Um dos pilares centrais da mudança é a autorização para o uso da Cide Combustíveis no subsídio das tarifas. A contribuição, que incide sobre a importação e comercialização de derivados de petróleo e gás natural, passará a ser uma aliada na busca pela modicidade tarifária. O governo federal terá a palavra final sobre a aplicação desses recursos, com a exigência de que ao menos 60% do montante seja destinado a áreas urbanas. O foco é reduzir o impacto financeiro para o passageiro final, priorizando municípios que possuam programas estruturados de redução de custos.
A transição para o novo modelo
Estados, municípios e o Distrito Federal terão um prazo de cinco anos para adequar suas legislações locais. A norma exige que os subsídios destinados a grupos específicos, como estudantes e idosos, não sejam mais repassados automaticamente para o restante dos usuários. A lógica é clara, pois o custeio dessas gratuidades deverá estar devidamente previsto no orçamento público do ente responsável, garantindo que o financiamento seja sustentável e transparente.

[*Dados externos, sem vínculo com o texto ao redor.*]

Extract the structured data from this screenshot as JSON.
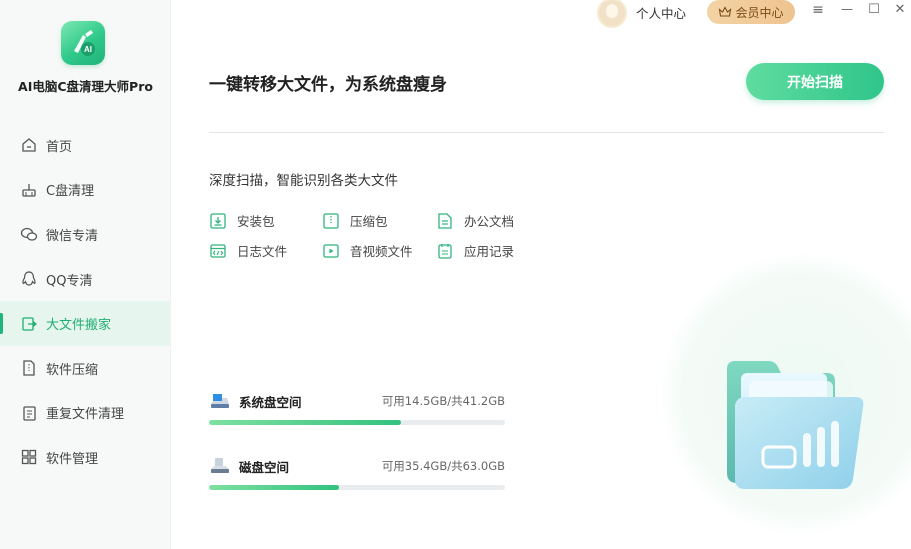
{
  "app": {
    "name": "AI电脑C盘清理大师Pro",
    "logo_text": "AI"
  },
  "topbar": {
    "user_center": "个人中心",
    "vip_label": "会员中心",
    "menu_icon": "≡",
    "minimize_icon": "—",
    "maximize_icon": "☐",
    "close_icon": "✕"
  },
  "sidebar": {
    "items": [
      {
        "label": "首页",
        "icon": "home-icon"
      },
      {
        "label": "C盘清理",
        "icon": "broom-icon"
      },
      {
        "label": "微信专清",
        "icon": "wechat-icon"
      },
      {
        "label": "QQ专清",
        "icon": "qq-icon"
      },
      {
        "label": "大文件搬家",
        "icon": "move-file-icon",
        "active": true
      },
      {
        "label": "软件压缩",
        "icon": "compress-icon"
      },
      {
        "label": "重复文件清理",
        "icon": "duplicate-file-icon"
      },
      {
        "label": "软件管理",
        "icon": "app-grid-icon"
      }
    ]
  },
  "main": {
    "headline": "一键转移大文件，为系统盘瘦身",
    "scan_button": "开始扫描",
    "subtitle": "深度扫描，智能识别各类大文件",
    "file_types": [
      {
        "label": "安装包",
        "icon": "install-package-icon"
      },
      {
        "label": "压缩包",
        "icon": "zip-icon"
      },
      {
        "label": "办公文档",
        "icon": "document-icon"
      },
      {
        "label": "日志文件",
        "icon": "log-file-icon"
      },
      {
        "label": "音视频文件",
        "icon": "media-file-icon"
      },
      {
        "label": "应用记录",
        "icon": "app-record-icon"
      }
    ],
    "disks": [
      {
        "name": "系统盘空间",
        "free_text": "可用14.5GB/共41.2GB",
        "used_fraction": 0.648,
        "icon": "system-disk-icon"
      },
      {
        "name": "磁盘空间",
        "free_text": "可用35.4GB/共63.0GB",
        "used_fraction": 0.438,
        "icon": "disk-icon"
      }
    ]
  },
  "colors": {
    "accent": "#2fc58a",
    "active_bg": "#e6f6ee",
    "vip": "#eec48f"
  }
}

O texto traz ainda uma novidade logística importante ao isentar ônibus de transporte coletivo do pagamento de pedágios em rodovias, independentemente da esfera administrativa da estrada. Essa medida, somada a novas fontes de custeio, pretende aliviar o peso operacional das empresas. Entre os mecanismos previstos para financiar a infraestrutura, destacam-se a exploração publicitária em terminais, a cobrança de estacionamentos, a comercialização de créditos de carbono e até a utilização de receitas imobiliárias em áreas contíguas aos pontos de parada.
Licitação e profissionalização
O projeto encerra de vez a era das contratações precárias. A licitação passa a ser obrigatória para a exploração de qualquer serviço de transporte coletivo, proibindo modelos como convênios ou autorizações simples que não passam pelo crivo de um processo concorrencial. Além disso, a remuneração das empresas operadoras será desvinculada da tarifa paga na roleta. Se a receita total superar os custos operacionais, o excedente deverá ser reinvestido na melhoria do serviço, podendo ser gerido por fundos de estabilização criados pelo poder público.

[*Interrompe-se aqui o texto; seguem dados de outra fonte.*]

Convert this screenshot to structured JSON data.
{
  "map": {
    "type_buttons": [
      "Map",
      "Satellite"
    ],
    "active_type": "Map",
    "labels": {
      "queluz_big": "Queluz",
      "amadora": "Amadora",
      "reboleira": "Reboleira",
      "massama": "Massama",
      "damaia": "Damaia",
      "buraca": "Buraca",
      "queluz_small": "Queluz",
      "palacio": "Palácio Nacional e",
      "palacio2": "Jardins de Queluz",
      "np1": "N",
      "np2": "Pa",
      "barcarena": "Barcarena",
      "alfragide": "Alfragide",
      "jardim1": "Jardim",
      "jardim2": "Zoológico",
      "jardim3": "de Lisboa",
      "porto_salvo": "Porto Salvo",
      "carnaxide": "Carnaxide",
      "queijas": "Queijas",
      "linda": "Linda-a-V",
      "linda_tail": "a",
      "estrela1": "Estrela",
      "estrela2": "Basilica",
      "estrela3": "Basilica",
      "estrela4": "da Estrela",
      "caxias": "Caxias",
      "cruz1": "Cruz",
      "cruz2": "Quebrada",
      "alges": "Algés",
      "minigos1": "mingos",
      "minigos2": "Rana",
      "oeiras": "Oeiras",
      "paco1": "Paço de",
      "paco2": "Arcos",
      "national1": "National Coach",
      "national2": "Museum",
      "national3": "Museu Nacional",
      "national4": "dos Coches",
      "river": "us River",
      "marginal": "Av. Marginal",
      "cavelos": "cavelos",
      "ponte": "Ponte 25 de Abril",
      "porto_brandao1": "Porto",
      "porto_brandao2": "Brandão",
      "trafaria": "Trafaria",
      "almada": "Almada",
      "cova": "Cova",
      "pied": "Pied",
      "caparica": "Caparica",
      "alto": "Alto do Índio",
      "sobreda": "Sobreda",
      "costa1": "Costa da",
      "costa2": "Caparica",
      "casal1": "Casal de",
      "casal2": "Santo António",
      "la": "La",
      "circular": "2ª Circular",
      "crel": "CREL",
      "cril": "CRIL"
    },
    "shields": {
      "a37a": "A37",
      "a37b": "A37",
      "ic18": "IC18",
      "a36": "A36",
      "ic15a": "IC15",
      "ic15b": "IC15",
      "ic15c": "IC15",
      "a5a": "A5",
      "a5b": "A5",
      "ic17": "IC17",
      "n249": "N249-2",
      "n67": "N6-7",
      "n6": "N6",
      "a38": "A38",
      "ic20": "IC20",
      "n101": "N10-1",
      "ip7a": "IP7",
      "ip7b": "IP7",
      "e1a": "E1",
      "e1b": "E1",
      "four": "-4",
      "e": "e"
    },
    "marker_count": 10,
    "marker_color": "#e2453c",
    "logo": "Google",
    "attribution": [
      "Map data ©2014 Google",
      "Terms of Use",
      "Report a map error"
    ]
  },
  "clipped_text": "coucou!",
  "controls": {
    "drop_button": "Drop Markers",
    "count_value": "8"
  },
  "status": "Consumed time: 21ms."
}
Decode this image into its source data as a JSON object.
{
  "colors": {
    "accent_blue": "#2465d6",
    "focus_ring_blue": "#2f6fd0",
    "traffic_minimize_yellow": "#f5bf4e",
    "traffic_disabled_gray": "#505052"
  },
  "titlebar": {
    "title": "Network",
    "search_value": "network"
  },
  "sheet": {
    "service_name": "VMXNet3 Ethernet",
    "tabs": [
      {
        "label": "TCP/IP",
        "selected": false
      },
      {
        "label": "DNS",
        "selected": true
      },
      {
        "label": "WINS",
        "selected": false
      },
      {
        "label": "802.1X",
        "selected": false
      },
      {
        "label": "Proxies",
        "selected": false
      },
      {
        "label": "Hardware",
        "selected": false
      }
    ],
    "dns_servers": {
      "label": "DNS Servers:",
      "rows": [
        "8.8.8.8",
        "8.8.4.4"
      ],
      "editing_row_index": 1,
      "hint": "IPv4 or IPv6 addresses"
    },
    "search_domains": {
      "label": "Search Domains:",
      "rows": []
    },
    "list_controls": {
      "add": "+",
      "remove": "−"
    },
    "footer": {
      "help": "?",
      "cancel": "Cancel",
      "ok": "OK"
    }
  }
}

A Agência Senado destaca que a eficiência será premiada. O operador só terá direito ao retorno financeiro vindo de ganhos de produtividade se, e somente se, mantiver os padrões de qualidade e desempenho exigidos em contrato. O poder público, por sua vez, ganha o direito de designar entidades reguladoras com autonomia administrativa e financeira para fiscalizar o cumprimento dessas metas, garantindo que a promessa de um transporte melhor saia do papel.
Combate à irregularidade e novas atribuições
O transporte ilegal também entra na mira da nova legislação. O poder público ganha respaldo para aplicar multas que podem chegar a R$ 15 mil, além de realizar o recolhimento dos veículos irregulares. Em casos de reincidência dentro do período de um ano, o texto prevê até a perda definitiva do veículo. É uma tentativa de organizar o mercado e garantir que apenas operadores habilitados e fiscalizados circulem pelas cidades.

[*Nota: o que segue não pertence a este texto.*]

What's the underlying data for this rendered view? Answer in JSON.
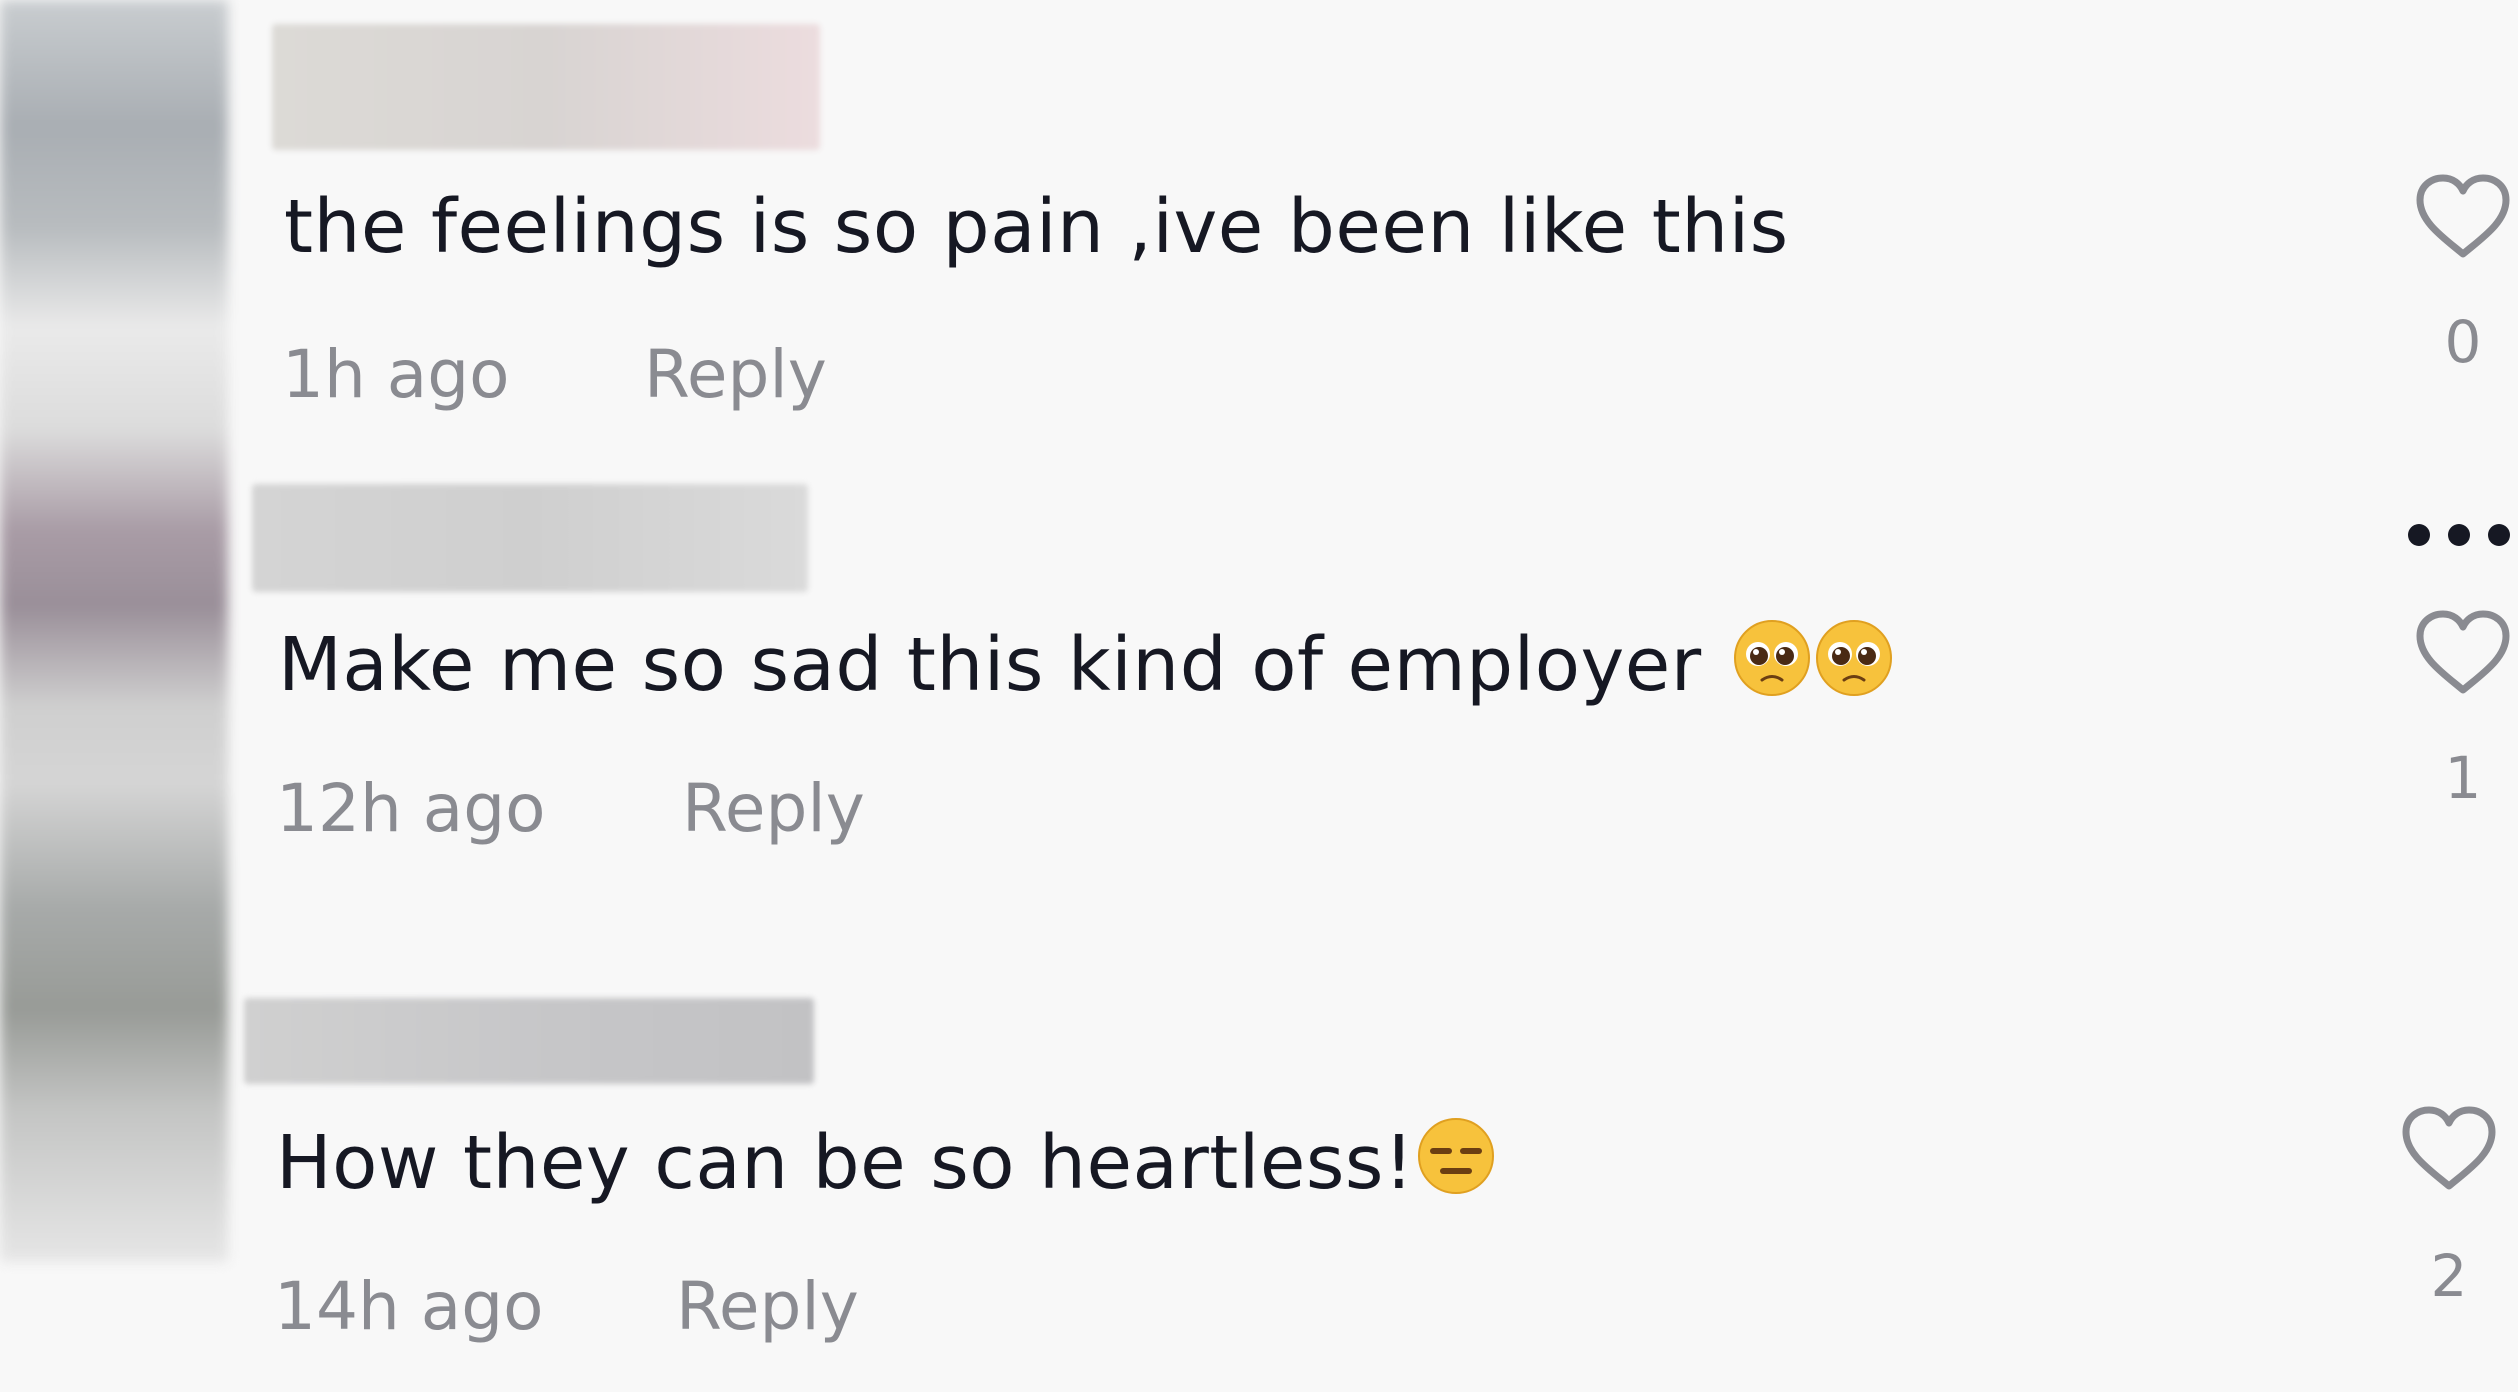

Por fim, a União assume novas responsabilidades, como o monitoramento nacional dos sistemas e o fomento à criação de unidades territoriais de transporte. A ideia é estimular a integração entre municípios vizinhos, permitindo que consórcios públicos planejem redes de mobilidade mais eficientes e conectadas. Como ressaltado pela Agência Senado, o conjunto de regras visa preparar o país para desafios urbanos complexos, onde a sustentabilidade e a integração tarifária deixam de ser opcionais para se tornarem a espinha dorsal do transporte coletivo nacional.